Review: Hungarian pianist Daniel Lebhardt at the Festival Drayton Centre
Hungarian pianist Daniel Lebhardt performed at the Festival Drayton Centre in Market Drayton on November 2, and John Hargreaves was there to review it.
Monumental drama and emotional turbulence ran through the entire programme of the opening concert in the Festival Centre’s classical music series. Pianist Daniel Lebhardt held nothing back in a virtuosic performance which was utterly thrilling.
Behind the power and hugely impressive technique of Lebhardt’s playing there were also moments of pathos and poetry. But even then, a stormy darkness threatened - however lightly Lebhardt’s fingers swept and pounced over the keyboard.
This seemed literally the case in Beethoven’s sonata no. 17, known now as ‘The Tempest’. Written as the composer confronted the prospect of total deafness and briefly contemplated suicide, despair and rage seemed to dominate calmer moments in which perhaps hope persisted.

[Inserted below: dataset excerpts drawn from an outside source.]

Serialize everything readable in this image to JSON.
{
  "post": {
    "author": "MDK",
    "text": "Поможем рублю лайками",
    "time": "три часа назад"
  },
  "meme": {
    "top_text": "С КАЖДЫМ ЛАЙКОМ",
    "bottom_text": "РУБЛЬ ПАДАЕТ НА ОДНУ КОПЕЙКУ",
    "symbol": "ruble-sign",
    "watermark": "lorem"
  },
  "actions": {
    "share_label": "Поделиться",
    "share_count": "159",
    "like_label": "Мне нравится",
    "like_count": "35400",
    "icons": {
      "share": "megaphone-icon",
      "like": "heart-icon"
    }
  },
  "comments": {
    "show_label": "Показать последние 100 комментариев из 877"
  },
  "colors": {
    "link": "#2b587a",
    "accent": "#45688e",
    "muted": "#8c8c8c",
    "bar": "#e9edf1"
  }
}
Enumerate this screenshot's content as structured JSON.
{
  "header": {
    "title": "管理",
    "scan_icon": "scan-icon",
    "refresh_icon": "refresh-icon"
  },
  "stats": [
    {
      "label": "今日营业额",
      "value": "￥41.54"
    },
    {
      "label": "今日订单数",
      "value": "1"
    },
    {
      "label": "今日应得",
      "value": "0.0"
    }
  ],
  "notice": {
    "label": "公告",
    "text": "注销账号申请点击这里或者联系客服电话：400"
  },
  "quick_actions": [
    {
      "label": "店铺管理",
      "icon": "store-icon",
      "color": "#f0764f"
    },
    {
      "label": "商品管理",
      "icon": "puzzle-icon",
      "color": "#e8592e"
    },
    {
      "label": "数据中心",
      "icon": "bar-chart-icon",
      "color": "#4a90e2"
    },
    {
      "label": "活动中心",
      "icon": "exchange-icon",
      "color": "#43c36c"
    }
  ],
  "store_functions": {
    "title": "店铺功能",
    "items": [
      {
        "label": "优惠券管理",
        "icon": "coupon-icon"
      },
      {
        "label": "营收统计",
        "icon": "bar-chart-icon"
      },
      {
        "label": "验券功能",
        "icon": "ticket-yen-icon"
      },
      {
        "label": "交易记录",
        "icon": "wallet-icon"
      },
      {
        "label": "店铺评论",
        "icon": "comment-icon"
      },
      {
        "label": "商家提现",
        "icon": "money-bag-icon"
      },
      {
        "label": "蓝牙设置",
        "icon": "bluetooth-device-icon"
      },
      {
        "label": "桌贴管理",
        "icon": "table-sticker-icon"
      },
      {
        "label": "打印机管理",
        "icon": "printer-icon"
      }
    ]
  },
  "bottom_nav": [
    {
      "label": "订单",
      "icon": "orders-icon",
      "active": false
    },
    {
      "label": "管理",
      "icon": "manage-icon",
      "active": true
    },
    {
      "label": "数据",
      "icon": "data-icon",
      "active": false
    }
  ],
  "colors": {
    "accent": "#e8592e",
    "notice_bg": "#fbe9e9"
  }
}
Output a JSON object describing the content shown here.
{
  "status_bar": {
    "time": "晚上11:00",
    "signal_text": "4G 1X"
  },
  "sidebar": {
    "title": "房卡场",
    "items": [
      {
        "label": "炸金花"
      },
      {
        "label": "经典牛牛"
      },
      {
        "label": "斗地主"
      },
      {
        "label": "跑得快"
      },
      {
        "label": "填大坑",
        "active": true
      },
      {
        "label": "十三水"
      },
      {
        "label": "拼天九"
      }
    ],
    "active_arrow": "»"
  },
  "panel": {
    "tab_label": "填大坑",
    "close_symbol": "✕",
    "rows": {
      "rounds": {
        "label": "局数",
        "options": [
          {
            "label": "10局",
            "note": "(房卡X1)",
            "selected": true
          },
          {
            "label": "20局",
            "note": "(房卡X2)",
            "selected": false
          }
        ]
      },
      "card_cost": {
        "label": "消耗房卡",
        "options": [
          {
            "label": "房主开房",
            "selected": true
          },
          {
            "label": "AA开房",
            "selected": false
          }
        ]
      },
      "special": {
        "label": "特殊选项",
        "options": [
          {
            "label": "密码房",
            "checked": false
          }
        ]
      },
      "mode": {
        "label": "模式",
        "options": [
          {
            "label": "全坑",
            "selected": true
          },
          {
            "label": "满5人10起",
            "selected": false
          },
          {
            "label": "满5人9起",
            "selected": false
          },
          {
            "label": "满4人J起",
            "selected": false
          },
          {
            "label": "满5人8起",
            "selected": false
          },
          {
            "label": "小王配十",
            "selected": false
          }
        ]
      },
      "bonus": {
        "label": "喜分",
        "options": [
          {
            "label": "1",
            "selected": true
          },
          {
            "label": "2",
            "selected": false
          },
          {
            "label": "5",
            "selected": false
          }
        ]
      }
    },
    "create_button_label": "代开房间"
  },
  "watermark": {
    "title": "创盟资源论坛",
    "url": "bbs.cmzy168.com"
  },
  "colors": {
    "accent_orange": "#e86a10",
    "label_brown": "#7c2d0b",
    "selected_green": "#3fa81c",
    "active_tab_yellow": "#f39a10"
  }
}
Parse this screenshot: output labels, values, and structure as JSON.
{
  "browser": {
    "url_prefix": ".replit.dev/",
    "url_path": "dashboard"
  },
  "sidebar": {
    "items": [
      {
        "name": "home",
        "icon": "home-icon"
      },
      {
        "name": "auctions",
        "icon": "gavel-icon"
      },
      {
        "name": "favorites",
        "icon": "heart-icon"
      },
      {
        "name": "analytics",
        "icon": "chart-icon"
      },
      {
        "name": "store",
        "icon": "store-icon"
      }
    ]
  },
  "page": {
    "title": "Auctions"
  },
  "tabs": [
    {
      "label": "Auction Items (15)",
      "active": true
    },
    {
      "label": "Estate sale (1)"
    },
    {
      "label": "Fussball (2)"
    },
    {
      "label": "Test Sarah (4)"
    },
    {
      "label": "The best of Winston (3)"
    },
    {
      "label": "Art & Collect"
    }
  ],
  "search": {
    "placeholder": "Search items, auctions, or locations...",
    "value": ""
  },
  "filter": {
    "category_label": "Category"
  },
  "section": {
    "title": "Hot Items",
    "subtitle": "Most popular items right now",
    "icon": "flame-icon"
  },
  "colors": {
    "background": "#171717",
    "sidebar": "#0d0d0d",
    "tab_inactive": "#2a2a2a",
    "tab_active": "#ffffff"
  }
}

The final, best known movement roiled with turmoil.
Lebhardt followed with a set of shorter pieces by his fellow Hungarian Franz Liszt. Composed towards the end of Liszt’s long life, ‘Unstern! Sinistre, disastro’ - translated as ‘Dark Star! Sinister, disastrous’ - was unremittingly bleak. Whether it was a reflection on the body’s eventual decline or the end of the world, it was as challenging to listen to as no doubt it was to play.
Mephisto Polka, sounding at first like a jolly folk tune, became progressively more threatening and weird. Csárdás macabre seemed like a fairground ride in a world of horror.

After the interval Lebhardt gave a deeply moving account of Funérailles, which Liszt wrote in the aftermath of the Hungarian uprising in 1848. A passionate, sometimes angry response to the crushing of a fragile independence movement by the mighty Austrian empire, Lebhardt’s heartfelt playing of it invited comparison with current events in Eastern Europe.
Finally, Chopin’s sonata no.3, from 1844. This was not Chopin the sweet romantic dreamer but something altogether more punchy and tempestuous. This sonata is less familiar than many other works by Chopin and that added to the sense of surprise.
The first movement grabbed attention then rolled onwards with poignancy and deep emotion. The third was more typically reflective but with no lessening of intensity. By the musically enormous final movement, one of the technically most challenging pieces in the piano repertoire, Lebhardt was playing like a force of nature.